Amid measures implemented during the COVID-19 pandemic, and even before the pandemic transpired, adolescents have exhibited social support for each other through technological means, especially during times of stress and isolation, a new paper highlights.
Funded by Pivotal Ventures and the Connected Learning Lab, their study took place before the pandemic gripped the world. But given the psychological complications caused by the recent pandemic, it has become vital to understanding the way in which technology impacts mental health among adolescents.
“The position paper summarizes current knowledge and redirects the conversation about adolescent social media use and wellbeing in three ways that are particularly relevant today,” the co-authors explained in a news release.
“Refocusing the debate over the relationship between youth social media use and wellbeing to reflect existing evidence, varied youth perspectives and backgrounds.”
“Identifying teen vulnerabilities and assets that may influence problematic and healthy social media engagement,” they added. “Suggesting opportunities where youth social engagement might mitigate vulnerabilities and leverage assets.”
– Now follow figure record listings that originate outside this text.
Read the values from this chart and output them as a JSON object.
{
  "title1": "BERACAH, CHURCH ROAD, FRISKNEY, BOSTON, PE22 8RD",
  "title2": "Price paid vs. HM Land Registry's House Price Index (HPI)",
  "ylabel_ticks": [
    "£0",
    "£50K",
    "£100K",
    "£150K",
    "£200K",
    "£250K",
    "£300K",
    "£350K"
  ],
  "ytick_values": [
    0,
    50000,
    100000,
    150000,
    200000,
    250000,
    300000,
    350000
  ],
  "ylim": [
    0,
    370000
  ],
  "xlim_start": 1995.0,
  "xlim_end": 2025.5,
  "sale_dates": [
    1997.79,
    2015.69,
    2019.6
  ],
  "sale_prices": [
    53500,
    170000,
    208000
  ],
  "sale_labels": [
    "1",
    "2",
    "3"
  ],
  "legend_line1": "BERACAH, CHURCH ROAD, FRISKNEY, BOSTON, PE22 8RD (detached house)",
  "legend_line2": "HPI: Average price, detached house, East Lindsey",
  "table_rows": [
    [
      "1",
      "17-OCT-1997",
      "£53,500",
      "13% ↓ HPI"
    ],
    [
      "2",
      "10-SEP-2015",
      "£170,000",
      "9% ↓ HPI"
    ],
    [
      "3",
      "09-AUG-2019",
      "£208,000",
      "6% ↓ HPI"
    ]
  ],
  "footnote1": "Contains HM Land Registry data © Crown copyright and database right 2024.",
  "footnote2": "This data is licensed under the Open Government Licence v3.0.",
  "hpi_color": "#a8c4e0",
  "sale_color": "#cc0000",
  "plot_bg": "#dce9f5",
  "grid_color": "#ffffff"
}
In their paper, the co-authors show how adolescents experience relatively positive support from peers across a variety of digital environments, which minimizes traits such as social anxiety and social isolation.
“Sharing details on how online communication and affinity networks including fandoms, gaming communities, and creative communities can help marginalized young people benefit from unique friendships and forms of social support,” the co-authors also determined.
“Recognizing that youth experience positive social support in many online settings, which may reduce their feelings of social isolation and social anxiety, increase their social skills, and augments their offline friendships.”